Gordon Food Service (GFS) is the largest family-owned and operated B2B food distribution company in North America. Founded in 1897, they currently operate across 50% of the United States and most of Canada. GFS works with independent restaurants operators, healthcare and education institutions, all the way up to major restaurant chains and many more.
GFS offers a few different service options. Customers with high volume ordering needs can receive truck delivery from a distribution center, and additionally drop ship delivery for more "speciality items." These are known as Distribution customers. Customers with smaller volume needs can order online for In-Store Pickup or visit one of the GFS Stores to shop in person. These are known as Wholesale or Store customers. This is separate line of business from the distribution side.

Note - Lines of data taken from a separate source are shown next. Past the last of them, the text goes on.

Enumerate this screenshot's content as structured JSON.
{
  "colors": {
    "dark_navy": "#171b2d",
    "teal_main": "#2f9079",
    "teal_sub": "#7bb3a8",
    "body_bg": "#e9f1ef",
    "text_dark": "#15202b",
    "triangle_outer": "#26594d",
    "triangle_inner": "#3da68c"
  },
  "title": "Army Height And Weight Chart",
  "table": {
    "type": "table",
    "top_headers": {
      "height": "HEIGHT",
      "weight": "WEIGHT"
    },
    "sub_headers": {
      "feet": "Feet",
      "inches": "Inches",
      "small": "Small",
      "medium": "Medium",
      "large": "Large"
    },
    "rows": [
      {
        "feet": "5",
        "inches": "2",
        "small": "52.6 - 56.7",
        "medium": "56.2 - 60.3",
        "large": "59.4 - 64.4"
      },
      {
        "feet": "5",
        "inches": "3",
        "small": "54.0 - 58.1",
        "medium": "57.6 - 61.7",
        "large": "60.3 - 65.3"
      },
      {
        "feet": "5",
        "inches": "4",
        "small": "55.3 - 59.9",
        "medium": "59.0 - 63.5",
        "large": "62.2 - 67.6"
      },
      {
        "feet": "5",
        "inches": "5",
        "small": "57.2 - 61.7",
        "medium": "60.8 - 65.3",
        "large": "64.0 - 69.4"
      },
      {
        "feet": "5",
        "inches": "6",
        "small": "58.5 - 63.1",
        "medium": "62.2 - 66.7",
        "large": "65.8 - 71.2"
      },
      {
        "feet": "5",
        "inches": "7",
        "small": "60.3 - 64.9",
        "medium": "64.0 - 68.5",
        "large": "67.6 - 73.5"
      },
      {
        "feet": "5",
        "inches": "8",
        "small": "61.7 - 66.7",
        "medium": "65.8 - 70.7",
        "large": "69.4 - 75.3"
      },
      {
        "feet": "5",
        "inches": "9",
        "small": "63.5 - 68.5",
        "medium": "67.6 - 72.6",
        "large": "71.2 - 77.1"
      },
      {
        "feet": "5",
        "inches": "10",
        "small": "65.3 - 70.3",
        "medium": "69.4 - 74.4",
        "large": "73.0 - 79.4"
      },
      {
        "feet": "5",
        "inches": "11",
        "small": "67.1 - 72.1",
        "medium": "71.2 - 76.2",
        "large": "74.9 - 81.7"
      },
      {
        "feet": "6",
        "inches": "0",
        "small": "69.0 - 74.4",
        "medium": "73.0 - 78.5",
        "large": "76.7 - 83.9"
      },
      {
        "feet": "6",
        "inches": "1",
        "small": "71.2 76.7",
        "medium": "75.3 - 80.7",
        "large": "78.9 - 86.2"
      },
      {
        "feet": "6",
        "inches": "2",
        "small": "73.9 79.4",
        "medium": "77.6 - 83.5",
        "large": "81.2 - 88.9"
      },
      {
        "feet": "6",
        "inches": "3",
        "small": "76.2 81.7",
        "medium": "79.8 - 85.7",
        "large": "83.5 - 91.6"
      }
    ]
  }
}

The Store team does not have regular UX support. My role was to consult and provide temporary UX support for the ROPUS initiative (Reserve Online Pick Up in Store). Over the course of six weeks, I would take this work from discovery all the way to execution. I had three areas of focus with this group. Employee login, customer purchase path, and concepting a new product detail page.
Major Challenge: Time. I only had six weeks while still serving as the lead UX Designer for our US distribution eCommerce platform, and gfs.com website. Also, this would be the first time the Store Marketing Technology team would work with a designer and a design process.
This slide was part of a deck I created outlining the dual design and development cadence for the Marketing Technology team I worked with.
Keep in mind. I had a six week window, so it was important for me to prioritize my time. When it came to research, I approached this in a few different ways. For the GFS website, I did a usability audit and leveraged existing knowledge about our wholesale customers. To learn more about their needs for a product detail page, I conducted guerilla research by going to GFS store and speaking with customers as they shopped.
Competitive analysis was conducted for the product detail page focus, evaluating both direct and indirect markets.
Employee login concept, leveraging existing login page design from our digital design ecosystem.
A gfsstore.com homepage concept with annotations outlining a potential navigation, best practice and recommendations.
- Allergen info (3)
- Nutrition info, health conscious info, ingredients (3)
- Price (2)
- Serving size, Expiration, Good Images, Size Specs, Brand, Better Product Descriptions
There’s a saying that, “just because someone makes it, doesn’t mean you should buy it.” Sometimes that applies to a digital initiative as well. In the end, the stakeholders for this project were heavily receptive to all the work completed; an unforeseen result though, was that my conceptual work revealed technology gaps, data limitations, and infrastructure issues. Generally speaking, this prevented the team from developing most of what I had pitched aside from the registration and login experiences. Unfortunately, yes. But also, it was a privilege to be able to support a team from a UX/product standpoint that normally would not have had access to our expertise.
I served on this project as the lead (and sole) Product Designer for the gfsstore.com web product.